Tag: Alexander-Kielland-Katastrophe

  • Equinor wird weiterhin umstrittene Hubschrauber fliegen.

    Equinor wird weiterhin umstrittene Hubschrauber fliegen.

    Equinor ignoriert die eigenen Arbeiter – das ist der eigentliche Skandal hinter der Ankündigung, den umstrittenen AW-189-Hubschrauber nicht aus dem Verkehr zu ziehen. Trotz massiver Proteste der Ölarbeiter hält der staatlich kontrollierte Konzern an einem Helikoptertyp fest, dessen Sicherheitsmängel international diskutiert werden. Was als technische Abwägung verkauft wird, ist in Wahrheit eine kalte Absage an den wohlverdienten Einfluss derjenigen, die täglich ihr Leben auf diesen Plattformen riskieren.

    Norwegens Ölreichtum wurde nicht allein am Reißbrett oder in Vorstandsetagen erarbeitet. Er ruht auf dem Fundament einer Sicherheitskultur, die nach Tragödien wie der „Alexander L. Kielland“-Katastrophe mühsam erkämpft wurde. Damals wie heute sind es die Erfahrungen der Arbeiter, die blinde Flecken der Ingenieure beleuchten. Wenn eine Belegschaft nun in großer Einigkeit warnt, dass ein bestimmter Helikopter nicht genügt, ist das keine Laune – es ist gelebte Selbstverantwortung. Equinor wischt diesen Realitätssinn mit einem Federstrich vom Tisch.

    Der Fall entlarvt eine wachsende Entfremdung zwischen Management und Mannschaft. Wo einst der norwegische Gesellschaftsvertrag auf Dialog und Respekt vor der Praxis setzte, regiert heute die Attitüde: Wir wissen es besser. Die Proteste werden als irrational abgetan, als ob erfahrene Mechaniker und raue Bohrarbeiter nicht die ersten wären, die wissen, wann eine Maschine ihren Dienst versagt. Gleichzeitig schwingt die Botschaft mit, dass offene Kritik unerwünscht ist – ein schleichender Angriff auf die Meinungsfreiheit am Arbeitsplatz, verpackt in Hochglanzbroschüren über Sicherheitskultur.

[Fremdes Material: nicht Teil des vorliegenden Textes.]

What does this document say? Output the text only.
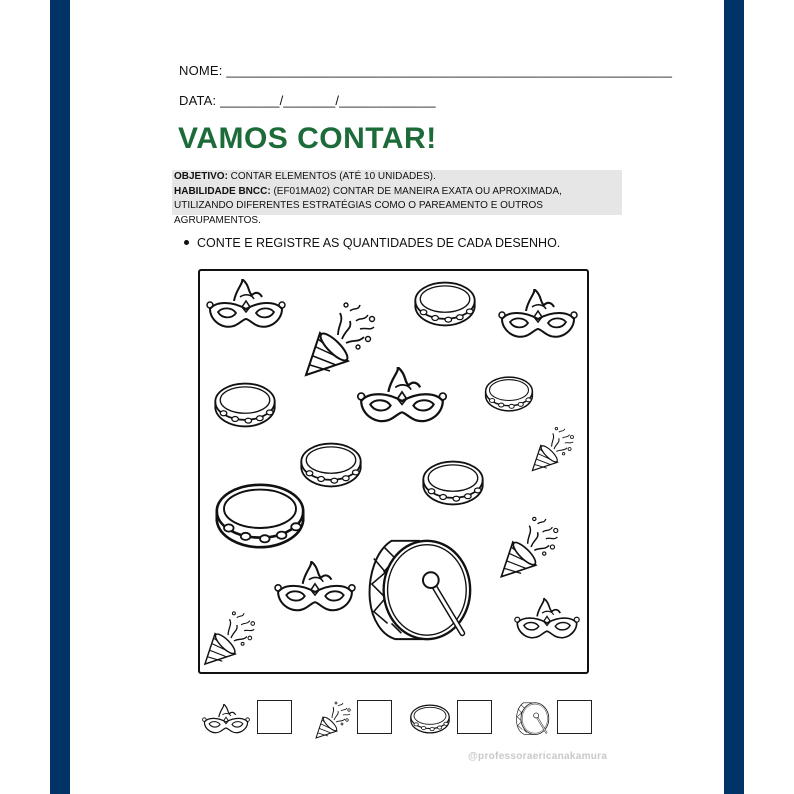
NOME: ____________________________________________________________
DATA: ________/_______/_____________
VAMOS CONTAR!
OBJETIVO: CONTAR ELEMENTOS (ATÉ 10 UNIDADES).
HABILIDADE BNCC: (EF01MA02) CONTAR DE MANEIRA EXATA OU APROXIMADA,
UTILIZANDO DIFERENTES ESTRATÉGIAS COMO O PAREAMENTO E OUTROS AGRUPAMENTOS.
CONTE E REGISTRE AS QUANTIDADES DE CADA DESENHO.
@professoraericanakamura
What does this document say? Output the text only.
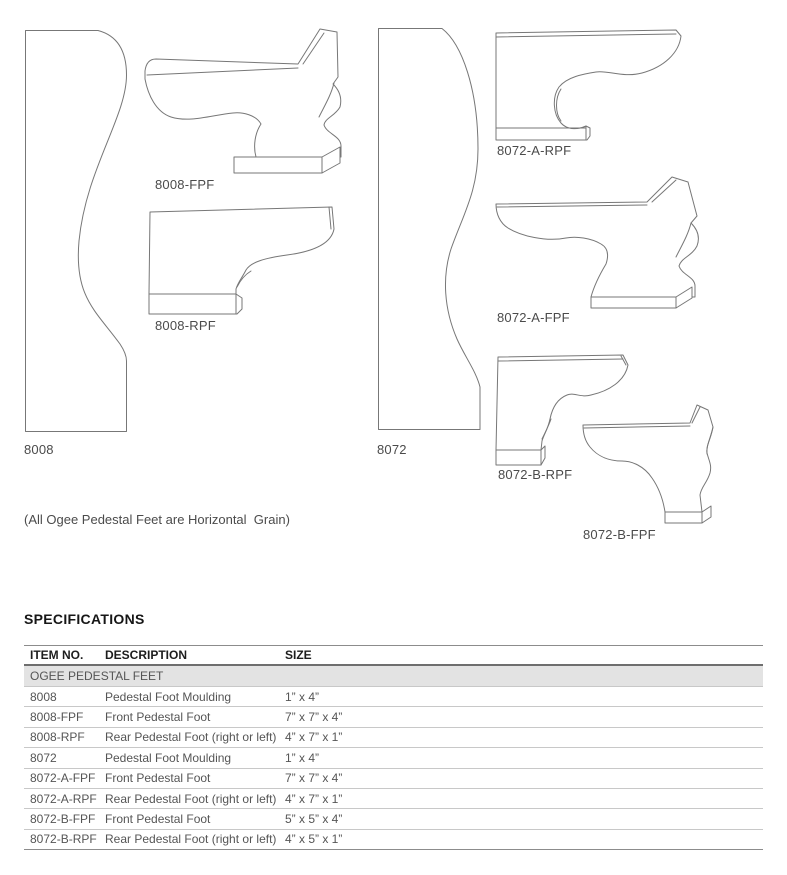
8008
8008-FPF
8008-RPF
8072
8072-A-RPF
8072-A-FPF
8072-B-RPF
8072-B-FPF
(All Ogee Pedestal Feet are Horizontal  Grain)
SPECIFICATIONS
ITEM NO.	DESCRIPTION	SIZE
OGEE PEDESTAL FEET
8008	Pedestal Foot Moulding	1” x 4”
8008-FPF	Front Pedestal Foot	7” x 7” x 4”
8008-RPF	Rear Pedestal Foot (right or left) 4” x 7” x 1”
8072	Pedestal Foot Moulding	1” x 4”
8072-A-FPF Front Pedestal Foot	7” x 7” x 4”
8072-A-RPF Rear Pedestal Foot (right or left) 4” x 7” x 1”
8072-B-FPF Front Pedestal Foot	5” x 5” x 4”
8072-B-RPF Rear Pedestal Foot (right or left) 4” x 5” x 1”
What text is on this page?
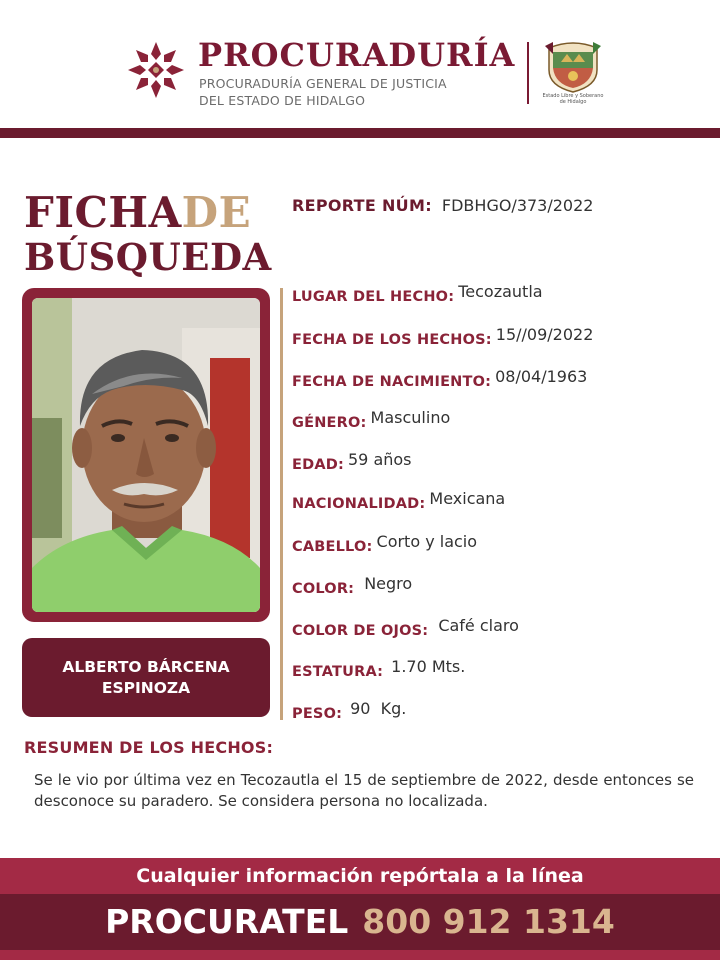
PROCURADURÍA
PROCURADURÍA GENERAL DE JUSTICIA
DEL ESTADO DE HIDALGO	Estado Libre y Soberano de Hidalgo
FICHADE
BÚSQUEDA
ALBERTO BÁRCENA
ESPINOZA
REPORTE NÚM: FDBHGO/373/2022
LUGAR DEL HECHO: Tecozautla
FECHA DE LOS HECHOS: 15//09/2022
FECHA DE NACIMIENTO: 08/04/1963
GÉNERO: Masculino
EDAD: 59 años
NACIONALIDAD: Mexicana
CABELLO: Corto y lacio
COLOR: Negro
COLOR DE OJOS: Café claro
ESTATURA: 1.70 Mts.
PESO: 90  Kg.
RESUMEN DE LOS HECHOS:
Se le vio por última vez en Tecozautla el 15 de septiembre de 2022, desde entonces se desconoce su paradero. Se considera persona no localizada.
Cualquier información repórtala a la línea
PROCURATEL 800 912 1314
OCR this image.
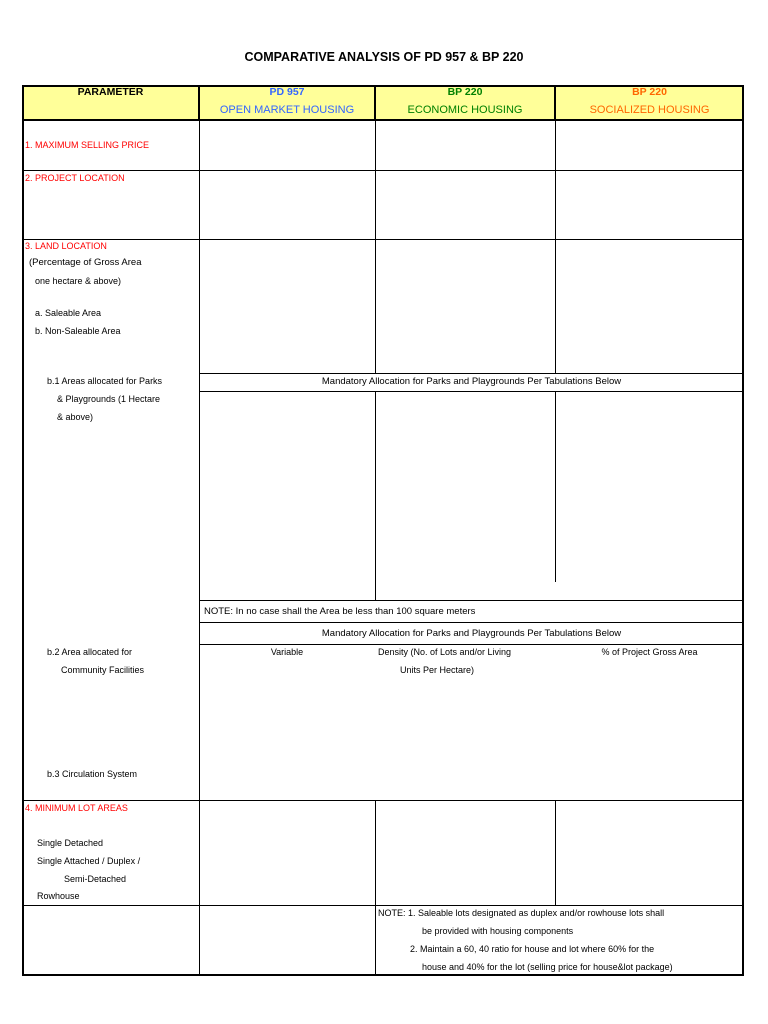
COMPARATIVE ANALYSIS OF PD 957 & BP 220
PARAMETER	PD 957
OPEN MARKET HOUSING
BP 220
ECONOMIC HOUSING
BP 220
SOCIALIZED HOUSING
1. MAXIMUM SELLING PRICE
2. PROJECT LOCATION
3. LAND LOCATION
(Percentage of Gross Area
one hectare & above)
a. Saleable Area
b. Non-Saleable Area
b.1 Areas allocated for Parks
& Playgrounds (1 Hectare
& above)
Mandatory Allocation for Parks and Playgrounds Per Tabulations Below
NOTE: In no case shall the Area be less than 100 square meters
Mandatory Allocation for Parks and Playgrounds Per Tabulations Below
b.2 Area allocated for
Community Facilities
Variable	Density (No. of Lots and/or Living
Units Per Hectare)
% of Project Gross Area
b.3 Circulation System
4. MINIMUM LOT AREAS
Single Detached
Single Attached / Duplex /
Semi-Detached
Rowhouse
NOTE: 1. Saleable lots designated as duplex and/or rowhouse lots shall
be provided with housing components
2. Maintain a 60, 40 ratio for house and lot where 60% for the
house and 40% for the lot (selling price for house&lot package)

    Hinter den Kulissen geht es nicht um abstrakte Risikokennzahlen, sondern um Kosten. Hubschrauber am Boden bedeuten Verzögerungen, Vertragsstrafen, ungeduldige Aktionäre. Doch der Preis für eine vermeidbare Katastrophe lässt sich nicht in Quartalsberichten ausdrücken. Jeder Ölarbeiter, der morgens vom Heliport in Bergen abhebt, hat eine Familie, die auf seine Rückkehr zählt. Diese menschliche Dimension wird in den sterilen Konferenzräumen von Equinor offenbar geringer gewichtet als die Logistikpläne der nächsten Woche.

    Ein konservativer Grundsatz lautet, dass bewährte Institutionen nur dann Bestand haben, wenn sie ihrer Fürsorgepflicht nachkommen. Equinor verwaltet keine anonyme Branche, sondern ein nationales Erbe, das Millionen von Norwegern Wohlstand gebracht hat. Wer dieses Erbe bewahren will, muss die Stimmen von unten nicht nur dulden, sondern ernst nehmen. Die fortgesetzte Weigerung, den umstrittenen Helikopter zu überprüfen, zeugt von einer Arroganz, die dem norwegischen Erfolgsmodell fremd war.

    Es ist noch Zeit, den Feldversuch am lebenden Objekt abzublasen. Ein echter Dialog mit den Arbeitervertretern, unterstützt von unabhängigen Gutachtern, wäre das Mindeste. Sonst wird irgendwann ein Untersuchungsbericht festhalten, dass die Warnungen auf dem Tisch lagen – und Equinor sie beiseitegelegt hat.